Millimeter wave radar diagram

Looking at the autonomous driving solutions of many domestic car companies, most of them choose Mobileye Q4 chip. Mobileye currently still mainly relies on the perception method of "camera + millimeter wave radar".

Even if LiDAR is introduced in the future, cameras will not be abandoned for a long time. Moreover, LiDAR is not omnipotent. In bad weather such as heavy rain, noise removal is also a problem.

LiDAR, camera, and millimeter-wave radar should be integrated into one another. LiDAR enhances perception, which in turn enhances safety redundancy, and is actually a supplement to visual perception.

Schematic diagram of the camera and lidar fusion process

At present, there are three major challenges facing LiDAR: cost, size, and automotive grade, with cost being the most acute. 2020 is the first year of mass production of LiDAR, also because of the reduction in cost.

As Huawei once revealed, it plans to develop 100 lines of products in the short term and reduce the cost to US$200 or even US$100 in the future.

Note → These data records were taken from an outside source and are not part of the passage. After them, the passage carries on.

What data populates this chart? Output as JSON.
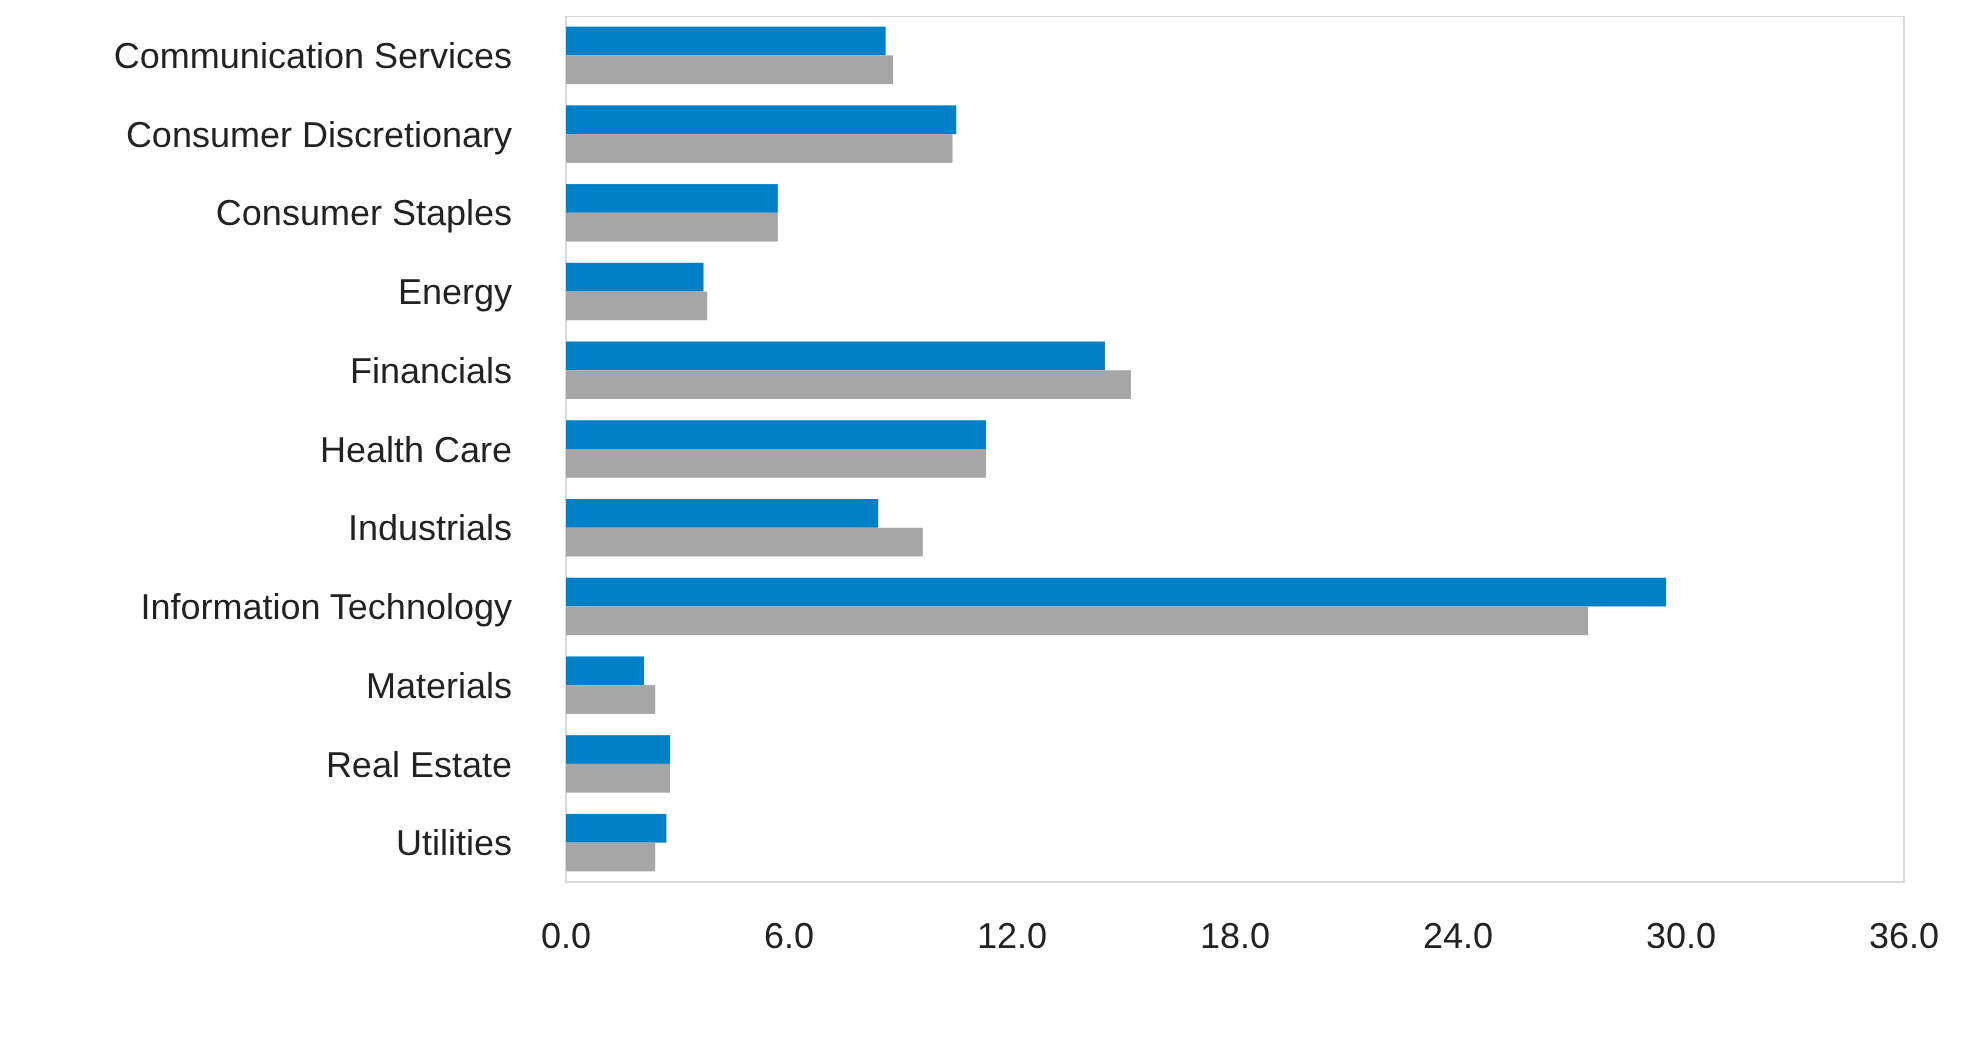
{
  "chart_data": {
    "type": "bar",
    "orientation": "horizontal",
    "categories": [
      "Communication Services",
      "Consumer Discretionary",
      "Consumer Staples",
      "Energy",
      "Financials",
      "Health Care",
      "Industrials",
      "Information Technology",
      "Materials",
      "Real Estate",
      "Utilities"
    ],
    "series": [
      {
        "color": "#0080c6",
        "values": [
          8.6,
          10.5,
          5.7,
          3.7,
          14.5,
          11.3,
          8.4,
          29.6,
          2.1,
          2.8,
          2.7
        ]
      },
      {
        "color": "#a6a6a6",
        "values": [
          8.8,
          10.4,
          5.7,
          3.8,
          15.2,
          11.3,
          9.6,
          27.5,
          2.4,
          2.8,
          2.4
        ]
      }
    ],
    "xlim": [
      0,
      36
    ],
    "xticks": [
      {
        "value": 0,
        "label": "0.0"
      },
      {
        "value": 6,
        "label": "6.0"
      },
      {
        "value": 12,
        "label": "12.0"
      },
      {
        "value": 18,
        "label": "18.0"
      },
      {
        "value": 24,
        "label": "24.0"
      },
      {
        "value": 30,
        "label": "30.0"
      },
      {
        "value": 36,
        "label": "36.0"
      }
    ],
    "grid": false,
    "legend": false
  }
}
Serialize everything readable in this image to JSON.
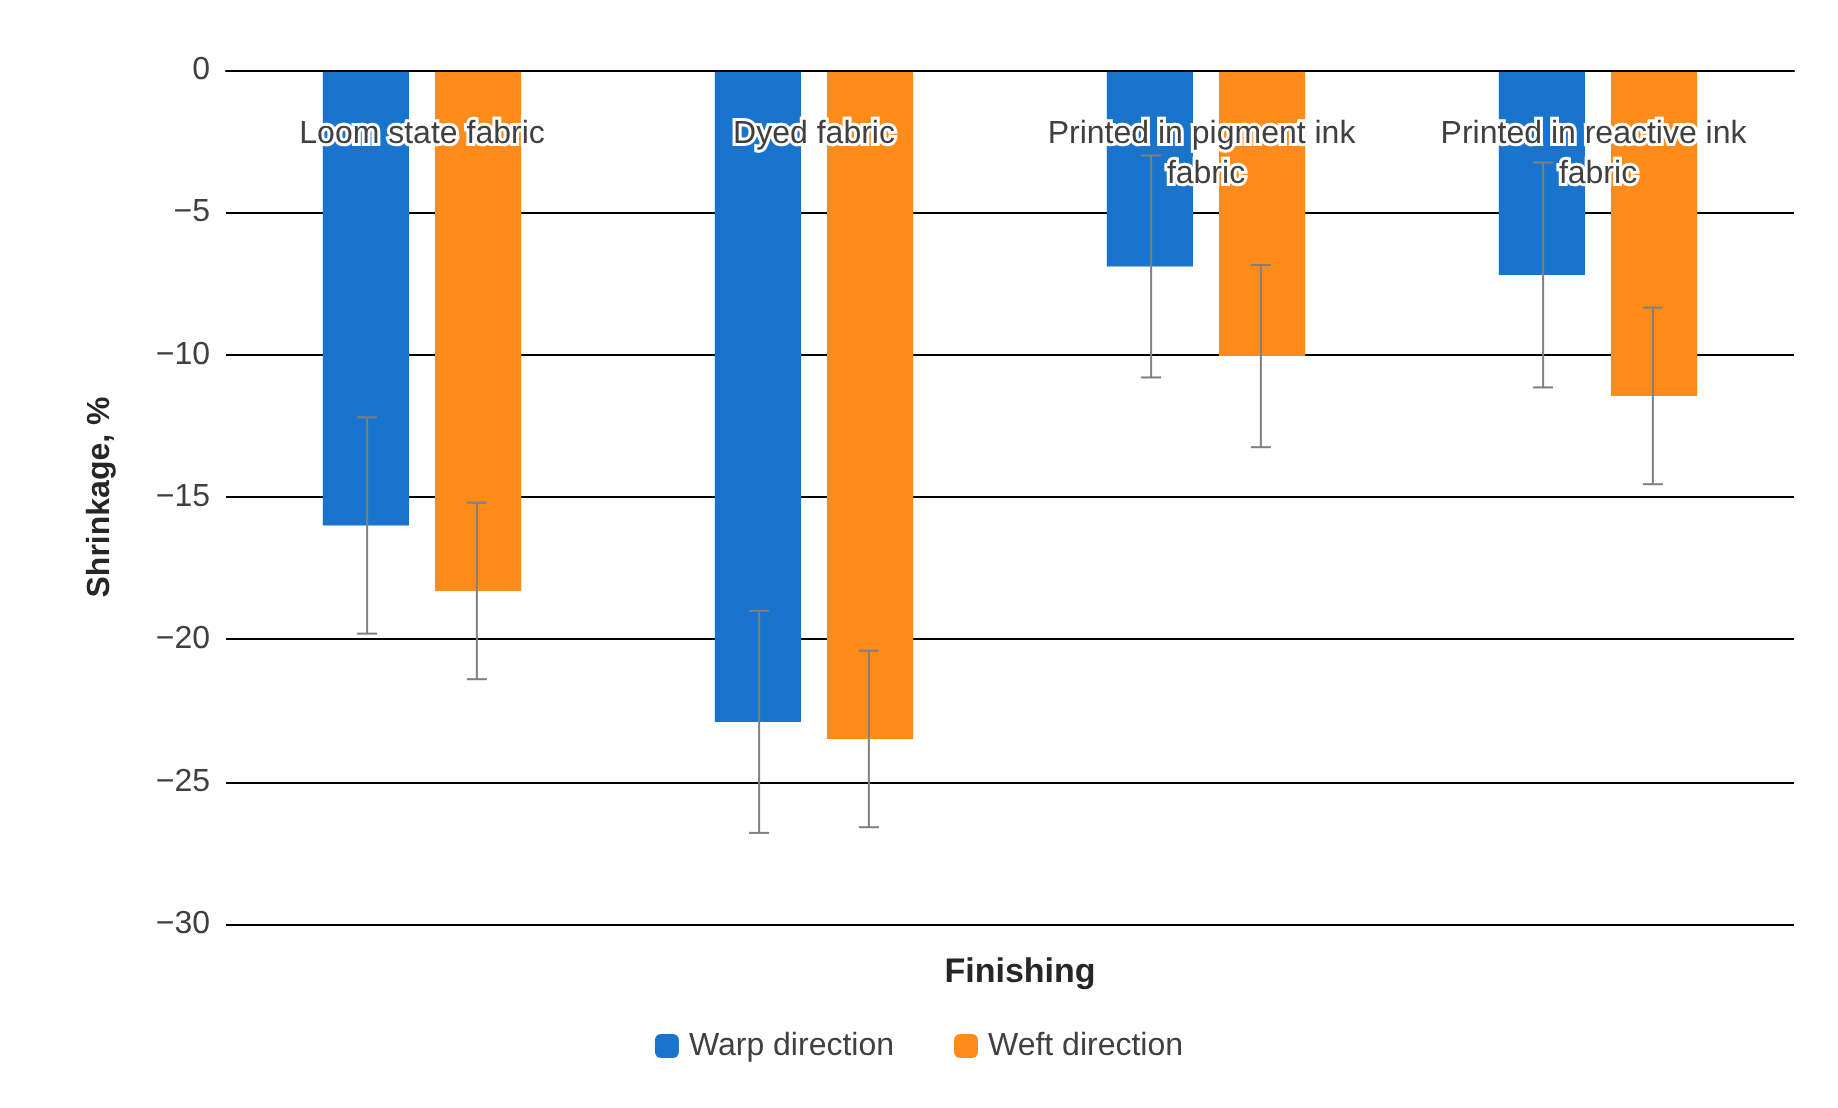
{
  "chart_data": {
    "type": "bar",
    "xlabel": "Finishing",
    "ylabel": "Shrinkage, %",
    "categories": [
      "Loom state fabric",
      "Dyed fabric",
      "Printed in pigment ink fabric",
      "Printed in reactive ink fabric"
    ],
    "series": [
      {
        "name": "Warp direction",
        "color": "#1874cd",
        "values": [
          -16.0,
          -22.9,
          -6.9,
          -7.2
        ],
        "errors": [
          3.8,
          3.9,
          3.9,
          3.95
        ]
      },
      {
        "name": "Weft direction",
        "color": "#ff8c1a",
        "values": [
          -18.3,
          -23.5,
          -10.05,
          -11.45
        ],
        "errors": [
          3.1,
          3.1,
          3.2,
          3.1
        ]
      }
    ],
    "ylim": [
      -30,
      0
    ],
    "yticks": [
      -30,
      -25,
      -20,
      -15,
      -10,
      -5,
      0
    ],
    "grid": "y",
    "legend": "bottom"
  }
}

DJI also announced in August last year that it could mass-produce automotive-grade lidars priced in the thousand-yuan range. Its products, Horizon and Tele-15, are priced at 6,499 and 9,000 yuan respectively.

The era when laser radars cost tens of thousands or even hundreds of thousands of yuan is probably gone forever.

Technology integration will eventually become a major trend

The industry has undergone dramatic changes. The new decade has just begun, and the frequency of mentioning electrification and intelligence is increasing. As the economy develops and the population ages, the entire society's demand for automation will also increase day by day. And autonomous driving will be an important sector.

However, autonomous driving must follow two principles: safety and experience. Consumers will be very direct in their evaluation of autonomous driving. At least, autonomous driving should be better and safer than human driving.

If we think more deeply, the battle between cameras and lidar is actually just autonomous driving technology at the vehicle level. In the future, more diverse intelligent technologies beyond vehicles will be integrated into it, such as high-precision maps, high-precision positioning, V2X, and more emphasis on vehicle-road collaboration, which is the coordination and unification of the entire transportation system.